A child pushes a merry go-round from rest to a final angular speed of 0.44 rev/s with constant angular acceleration. In doing so, the child pushes the merry-go-round 1.8 revolutions. What is the angular acceleration of the merry go-round?

To solve this problem, we need to use the formula for angular acceleration:

angular acceleration (α) = (final angular speed (ωf) - initial angular speed (ωi)) / time (t)

In this case, the final angular speed is given as 0.44 rev/s, and the initial angular speed is 0 rev/s because the merry-go-round starts from rest.

The number of revolutions the child pushes the merry-go-round is irrelevant for finding the angular acceleration. It simply gives us additional information about the distance the child pushes the merry-go-round.

Therefore, all we need to find the angular acceleration is the final angular speed and the time it takes for the merry-go-round to reach that speed.

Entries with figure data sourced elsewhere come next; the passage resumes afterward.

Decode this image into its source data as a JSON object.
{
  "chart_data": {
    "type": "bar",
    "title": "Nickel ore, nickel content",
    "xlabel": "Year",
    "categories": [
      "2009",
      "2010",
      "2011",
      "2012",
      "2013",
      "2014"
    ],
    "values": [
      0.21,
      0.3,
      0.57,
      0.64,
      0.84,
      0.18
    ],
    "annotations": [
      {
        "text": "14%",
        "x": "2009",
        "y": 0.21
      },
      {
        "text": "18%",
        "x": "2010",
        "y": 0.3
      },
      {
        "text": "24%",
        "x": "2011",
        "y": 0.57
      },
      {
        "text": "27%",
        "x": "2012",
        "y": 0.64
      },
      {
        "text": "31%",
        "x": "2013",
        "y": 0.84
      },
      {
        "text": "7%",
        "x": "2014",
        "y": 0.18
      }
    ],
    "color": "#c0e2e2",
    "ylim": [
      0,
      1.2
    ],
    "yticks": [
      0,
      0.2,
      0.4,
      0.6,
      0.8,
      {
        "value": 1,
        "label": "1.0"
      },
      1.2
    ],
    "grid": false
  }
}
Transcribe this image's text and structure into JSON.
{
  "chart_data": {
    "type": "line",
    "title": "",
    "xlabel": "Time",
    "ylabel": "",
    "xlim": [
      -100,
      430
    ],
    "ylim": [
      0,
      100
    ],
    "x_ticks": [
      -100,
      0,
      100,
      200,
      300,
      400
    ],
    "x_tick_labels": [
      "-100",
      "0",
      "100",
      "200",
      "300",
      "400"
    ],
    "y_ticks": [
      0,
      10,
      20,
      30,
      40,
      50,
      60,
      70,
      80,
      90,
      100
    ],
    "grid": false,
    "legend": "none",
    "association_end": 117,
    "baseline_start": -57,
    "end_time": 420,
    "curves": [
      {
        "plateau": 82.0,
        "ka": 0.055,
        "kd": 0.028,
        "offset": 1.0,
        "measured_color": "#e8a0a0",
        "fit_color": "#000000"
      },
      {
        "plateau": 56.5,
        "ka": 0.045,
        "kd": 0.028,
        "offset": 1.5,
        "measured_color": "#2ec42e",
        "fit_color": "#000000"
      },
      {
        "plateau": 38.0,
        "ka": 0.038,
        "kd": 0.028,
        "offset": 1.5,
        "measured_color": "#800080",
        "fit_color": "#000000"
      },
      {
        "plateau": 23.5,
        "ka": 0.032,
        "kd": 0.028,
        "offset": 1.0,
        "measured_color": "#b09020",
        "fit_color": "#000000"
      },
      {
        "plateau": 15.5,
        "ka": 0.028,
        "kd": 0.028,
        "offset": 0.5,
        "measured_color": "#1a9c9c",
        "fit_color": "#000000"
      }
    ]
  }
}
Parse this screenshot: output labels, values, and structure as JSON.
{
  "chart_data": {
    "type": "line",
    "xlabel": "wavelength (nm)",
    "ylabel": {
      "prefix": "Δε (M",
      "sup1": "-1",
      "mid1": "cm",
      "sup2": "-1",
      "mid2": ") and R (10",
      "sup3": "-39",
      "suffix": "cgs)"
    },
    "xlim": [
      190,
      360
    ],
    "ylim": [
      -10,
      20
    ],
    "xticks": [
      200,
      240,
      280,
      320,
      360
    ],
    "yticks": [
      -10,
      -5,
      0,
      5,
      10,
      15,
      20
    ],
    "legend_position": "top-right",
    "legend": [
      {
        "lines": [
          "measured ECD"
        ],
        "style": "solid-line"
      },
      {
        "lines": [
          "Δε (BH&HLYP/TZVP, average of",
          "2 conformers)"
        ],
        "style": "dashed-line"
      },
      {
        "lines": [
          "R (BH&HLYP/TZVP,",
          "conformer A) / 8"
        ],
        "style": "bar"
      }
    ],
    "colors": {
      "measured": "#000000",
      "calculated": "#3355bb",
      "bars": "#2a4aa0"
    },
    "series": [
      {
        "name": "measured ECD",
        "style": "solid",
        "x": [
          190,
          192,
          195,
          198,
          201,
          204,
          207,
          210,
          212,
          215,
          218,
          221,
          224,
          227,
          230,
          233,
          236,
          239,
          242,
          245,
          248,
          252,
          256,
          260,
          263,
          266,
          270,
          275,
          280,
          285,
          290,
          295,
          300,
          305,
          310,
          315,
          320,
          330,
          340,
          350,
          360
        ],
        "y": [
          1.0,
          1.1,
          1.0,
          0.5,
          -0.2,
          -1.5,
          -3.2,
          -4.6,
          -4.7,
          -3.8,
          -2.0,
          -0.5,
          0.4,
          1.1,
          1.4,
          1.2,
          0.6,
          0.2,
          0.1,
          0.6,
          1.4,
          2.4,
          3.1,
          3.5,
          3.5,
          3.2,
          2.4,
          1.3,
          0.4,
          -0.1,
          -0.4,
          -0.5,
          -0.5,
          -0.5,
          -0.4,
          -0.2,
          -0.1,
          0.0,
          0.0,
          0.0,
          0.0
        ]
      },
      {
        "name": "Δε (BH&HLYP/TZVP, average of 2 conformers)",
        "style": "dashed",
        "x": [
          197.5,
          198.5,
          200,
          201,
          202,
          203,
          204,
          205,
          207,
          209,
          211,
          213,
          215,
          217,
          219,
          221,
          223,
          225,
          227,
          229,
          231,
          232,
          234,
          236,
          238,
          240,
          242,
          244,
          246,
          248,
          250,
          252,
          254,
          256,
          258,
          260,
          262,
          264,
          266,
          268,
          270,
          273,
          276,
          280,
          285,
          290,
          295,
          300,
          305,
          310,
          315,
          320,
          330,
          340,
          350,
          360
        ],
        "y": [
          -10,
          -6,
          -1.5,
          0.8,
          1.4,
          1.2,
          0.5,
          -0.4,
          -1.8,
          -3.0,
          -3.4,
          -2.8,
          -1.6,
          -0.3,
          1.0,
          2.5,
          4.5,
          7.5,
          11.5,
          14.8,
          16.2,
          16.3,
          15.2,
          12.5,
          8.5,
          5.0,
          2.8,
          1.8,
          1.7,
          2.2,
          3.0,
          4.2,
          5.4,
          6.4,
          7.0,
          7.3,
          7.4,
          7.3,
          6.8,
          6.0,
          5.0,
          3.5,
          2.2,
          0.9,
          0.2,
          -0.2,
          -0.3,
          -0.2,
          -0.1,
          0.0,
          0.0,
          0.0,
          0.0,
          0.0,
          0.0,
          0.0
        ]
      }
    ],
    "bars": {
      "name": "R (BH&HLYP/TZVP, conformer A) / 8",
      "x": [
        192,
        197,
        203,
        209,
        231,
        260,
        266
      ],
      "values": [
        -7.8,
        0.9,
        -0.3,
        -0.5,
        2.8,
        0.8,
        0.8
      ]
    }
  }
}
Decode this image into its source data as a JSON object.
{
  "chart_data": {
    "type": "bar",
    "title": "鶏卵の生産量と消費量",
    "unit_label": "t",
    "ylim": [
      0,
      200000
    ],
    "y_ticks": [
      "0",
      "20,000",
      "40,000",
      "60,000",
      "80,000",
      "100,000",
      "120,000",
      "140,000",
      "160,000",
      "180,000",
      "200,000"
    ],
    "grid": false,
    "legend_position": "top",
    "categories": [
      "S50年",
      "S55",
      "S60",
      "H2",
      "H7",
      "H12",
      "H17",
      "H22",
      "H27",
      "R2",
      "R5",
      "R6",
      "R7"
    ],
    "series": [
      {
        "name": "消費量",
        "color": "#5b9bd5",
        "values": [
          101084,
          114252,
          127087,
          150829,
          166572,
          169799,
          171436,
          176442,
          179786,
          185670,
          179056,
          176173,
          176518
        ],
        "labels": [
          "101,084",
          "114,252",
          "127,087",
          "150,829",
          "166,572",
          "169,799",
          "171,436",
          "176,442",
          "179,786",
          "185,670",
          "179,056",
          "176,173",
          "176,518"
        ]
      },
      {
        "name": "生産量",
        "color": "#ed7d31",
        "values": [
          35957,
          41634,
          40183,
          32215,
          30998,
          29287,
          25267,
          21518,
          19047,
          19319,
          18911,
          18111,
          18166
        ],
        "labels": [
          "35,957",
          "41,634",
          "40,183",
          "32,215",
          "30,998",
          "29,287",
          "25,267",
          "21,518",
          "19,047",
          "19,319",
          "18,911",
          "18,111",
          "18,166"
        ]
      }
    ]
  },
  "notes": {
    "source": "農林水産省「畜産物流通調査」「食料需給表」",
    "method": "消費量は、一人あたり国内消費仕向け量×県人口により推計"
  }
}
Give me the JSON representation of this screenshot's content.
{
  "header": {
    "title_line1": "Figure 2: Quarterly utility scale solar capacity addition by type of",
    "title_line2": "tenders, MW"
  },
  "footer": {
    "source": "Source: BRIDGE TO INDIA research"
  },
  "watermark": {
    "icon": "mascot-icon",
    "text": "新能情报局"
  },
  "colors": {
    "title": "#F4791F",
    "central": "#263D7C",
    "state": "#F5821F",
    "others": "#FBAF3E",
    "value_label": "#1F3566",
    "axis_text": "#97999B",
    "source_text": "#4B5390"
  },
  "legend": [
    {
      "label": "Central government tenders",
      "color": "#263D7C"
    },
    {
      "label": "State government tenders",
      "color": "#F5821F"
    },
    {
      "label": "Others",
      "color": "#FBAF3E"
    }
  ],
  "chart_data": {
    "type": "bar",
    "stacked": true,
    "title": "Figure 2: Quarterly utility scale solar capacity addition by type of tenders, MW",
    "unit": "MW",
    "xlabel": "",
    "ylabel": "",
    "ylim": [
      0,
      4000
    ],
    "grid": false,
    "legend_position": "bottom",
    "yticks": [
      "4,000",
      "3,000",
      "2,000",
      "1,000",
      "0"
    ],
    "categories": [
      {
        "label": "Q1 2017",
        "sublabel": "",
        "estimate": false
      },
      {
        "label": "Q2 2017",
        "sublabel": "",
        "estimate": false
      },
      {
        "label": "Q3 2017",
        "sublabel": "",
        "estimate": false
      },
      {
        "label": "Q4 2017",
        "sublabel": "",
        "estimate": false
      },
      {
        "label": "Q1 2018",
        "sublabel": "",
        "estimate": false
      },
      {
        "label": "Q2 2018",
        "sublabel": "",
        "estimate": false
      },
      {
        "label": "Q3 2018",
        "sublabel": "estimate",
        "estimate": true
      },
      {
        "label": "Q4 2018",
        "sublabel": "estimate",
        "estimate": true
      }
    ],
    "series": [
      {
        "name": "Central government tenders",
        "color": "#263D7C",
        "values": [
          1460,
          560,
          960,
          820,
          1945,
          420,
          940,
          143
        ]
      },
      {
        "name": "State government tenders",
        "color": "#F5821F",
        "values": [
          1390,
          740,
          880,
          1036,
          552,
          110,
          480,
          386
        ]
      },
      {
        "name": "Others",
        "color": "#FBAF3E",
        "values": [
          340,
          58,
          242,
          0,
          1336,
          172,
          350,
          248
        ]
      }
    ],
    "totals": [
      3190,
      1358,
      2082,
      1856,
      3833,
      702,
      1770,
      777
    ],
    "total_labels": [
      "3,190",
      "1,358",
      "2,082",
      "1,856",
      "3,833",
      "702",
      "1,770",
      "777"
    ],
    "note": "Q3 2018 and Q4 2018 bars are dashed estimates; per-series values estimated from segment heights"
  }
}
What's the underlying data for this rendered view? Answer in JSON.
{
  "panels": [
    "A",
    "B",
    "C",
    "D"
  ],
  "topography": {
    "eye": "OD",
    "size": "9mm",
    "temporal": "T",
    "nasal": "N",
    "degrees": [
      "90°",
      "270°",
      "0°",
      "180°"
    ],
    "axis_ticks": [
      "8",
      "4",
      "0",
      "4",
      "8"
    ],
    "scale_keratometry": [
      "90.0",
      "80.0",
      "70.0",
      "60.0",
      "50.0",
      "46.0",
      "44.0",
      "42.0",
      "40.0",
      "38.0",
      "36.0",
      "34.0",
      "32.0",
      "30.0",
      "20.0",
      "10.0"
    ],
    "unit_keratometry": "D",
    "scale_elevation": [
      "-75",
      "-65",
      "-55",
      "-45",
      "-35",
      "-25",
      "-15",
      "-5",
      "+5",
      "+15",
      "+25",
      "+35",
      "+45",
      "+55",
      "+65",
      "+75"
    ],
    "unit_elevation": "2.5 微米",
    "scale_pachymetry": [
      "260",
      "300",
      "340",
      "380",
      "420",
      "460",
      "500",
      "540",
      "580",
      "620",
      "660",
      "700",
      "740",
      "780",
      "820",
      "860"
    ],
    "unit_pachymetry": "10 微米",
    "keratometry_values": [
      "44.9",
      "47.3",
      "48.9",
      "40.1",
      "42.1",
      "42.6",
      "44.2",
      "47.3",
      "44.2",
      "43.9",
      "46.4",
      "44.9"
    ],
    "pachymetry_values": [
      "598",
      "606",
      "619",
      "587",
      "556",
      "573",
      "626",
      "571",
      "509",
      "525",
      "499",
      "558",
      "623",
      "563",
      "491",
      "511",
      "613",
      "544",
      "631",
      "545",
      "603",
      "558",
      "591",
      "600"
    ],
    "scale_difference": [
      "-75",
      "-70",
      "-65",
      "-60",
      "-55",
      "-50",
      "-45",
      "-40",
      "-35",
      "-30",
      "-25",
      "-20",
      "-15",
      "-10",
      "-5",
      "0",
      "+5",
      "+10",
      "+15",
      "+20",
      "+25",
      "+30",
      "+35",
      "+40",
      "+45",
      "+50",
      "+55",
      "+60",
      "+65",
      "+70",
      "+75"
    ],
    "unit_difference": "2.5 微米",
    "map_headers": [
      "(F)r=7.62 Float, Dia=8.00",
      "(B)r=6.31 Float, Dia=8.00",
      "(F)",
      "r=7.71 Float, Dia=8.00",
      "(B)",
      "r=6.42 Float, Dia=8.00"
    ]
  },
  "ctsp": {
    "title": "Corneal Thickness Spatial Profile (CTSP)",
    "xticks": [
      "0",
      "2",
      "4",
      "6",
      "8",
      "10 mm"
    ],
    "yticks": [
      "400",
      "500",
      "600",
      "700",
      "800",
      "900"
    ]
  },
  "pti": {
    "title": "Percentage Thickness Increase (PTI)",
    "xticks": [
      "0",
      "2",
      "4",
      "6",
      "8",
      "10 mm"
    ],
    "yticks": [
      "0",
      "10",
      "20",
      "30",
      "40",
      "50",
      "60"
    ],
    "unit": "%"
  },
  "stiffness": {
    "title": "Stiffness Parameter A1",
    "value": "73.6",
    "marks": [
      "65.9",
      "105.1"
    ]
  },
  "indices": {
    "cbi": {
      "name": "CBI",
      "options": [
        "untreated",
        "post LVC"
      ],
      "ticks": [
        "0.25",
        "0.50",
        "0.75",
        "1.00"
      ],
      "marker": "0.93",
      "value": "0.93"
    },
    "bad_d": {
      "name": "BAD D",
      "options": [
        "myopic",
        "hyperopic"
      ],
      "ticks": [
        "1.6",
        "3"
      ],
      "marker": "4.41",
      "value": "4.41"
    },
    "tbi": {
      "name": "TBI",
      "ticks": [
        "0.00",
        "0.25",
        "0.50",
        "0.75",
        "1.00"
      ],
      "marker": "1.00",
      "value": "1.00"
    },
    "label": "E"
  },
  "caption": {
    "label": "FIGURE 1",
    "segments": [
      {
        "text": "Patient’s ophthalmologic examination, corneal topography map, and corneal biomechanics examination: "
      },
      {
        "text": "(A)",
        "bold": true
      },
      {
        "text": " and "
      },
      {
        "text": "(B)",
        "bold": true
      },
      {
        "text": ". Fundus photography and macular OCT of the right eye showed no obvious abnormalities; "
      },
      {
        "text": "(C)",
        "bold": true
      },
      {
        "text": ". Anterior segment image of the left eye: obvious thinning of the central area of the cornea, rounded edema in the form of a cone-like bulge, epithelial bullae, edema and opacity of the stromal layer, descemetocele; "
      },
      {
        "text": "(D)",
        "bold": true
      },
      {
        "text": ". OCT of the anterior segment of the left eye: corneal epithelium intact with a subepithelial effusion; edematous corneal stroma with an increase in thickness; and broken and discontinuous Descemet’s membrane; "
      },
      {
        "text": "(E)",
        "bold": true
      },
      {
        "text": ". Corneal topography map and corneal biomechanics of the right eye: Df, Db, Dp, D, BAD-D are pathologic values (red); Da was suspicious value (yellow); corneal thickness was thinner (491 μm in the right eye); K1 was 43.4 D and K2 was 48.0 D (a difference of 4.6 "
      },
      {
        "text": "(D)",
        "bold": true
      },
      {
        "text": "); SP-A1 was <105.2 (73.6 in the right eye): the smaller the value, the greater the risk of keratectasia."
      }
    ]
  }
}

To find the angular acceleration of the merry-go-round, we can use the kinematic equation:

ω^2 = ω₀^2 + 2αθ

Where:
ω = final angular speed = 0.44 rev/s
ω₀ = initial angular speed = 0 rev/s (since it started from rest)
α = angular acceleration (what we want to find)
θ = number of revolutions = 1.8 rev

Plugging in the values into the equation, we have:

(0.44 rev/s)^2 = (0 rev/s)^2 + 2α(1.8 rev)

Simplifying the equation further:

0.44^2 rev^2/s^2 = 2α(1.8 rev)

0.1936 rev^2/s^2 = 3.6α rev

Now we can solve for α by dividing both sides of the equation by 3.6 rev:

(0.1936 rev^2/s^2) / (3.6 rev) = α

α ≈ 0.0538 rev/s^2

Therefore, the angular acceleration of the merry-go-round is approximately 0.0538 rev/s^2.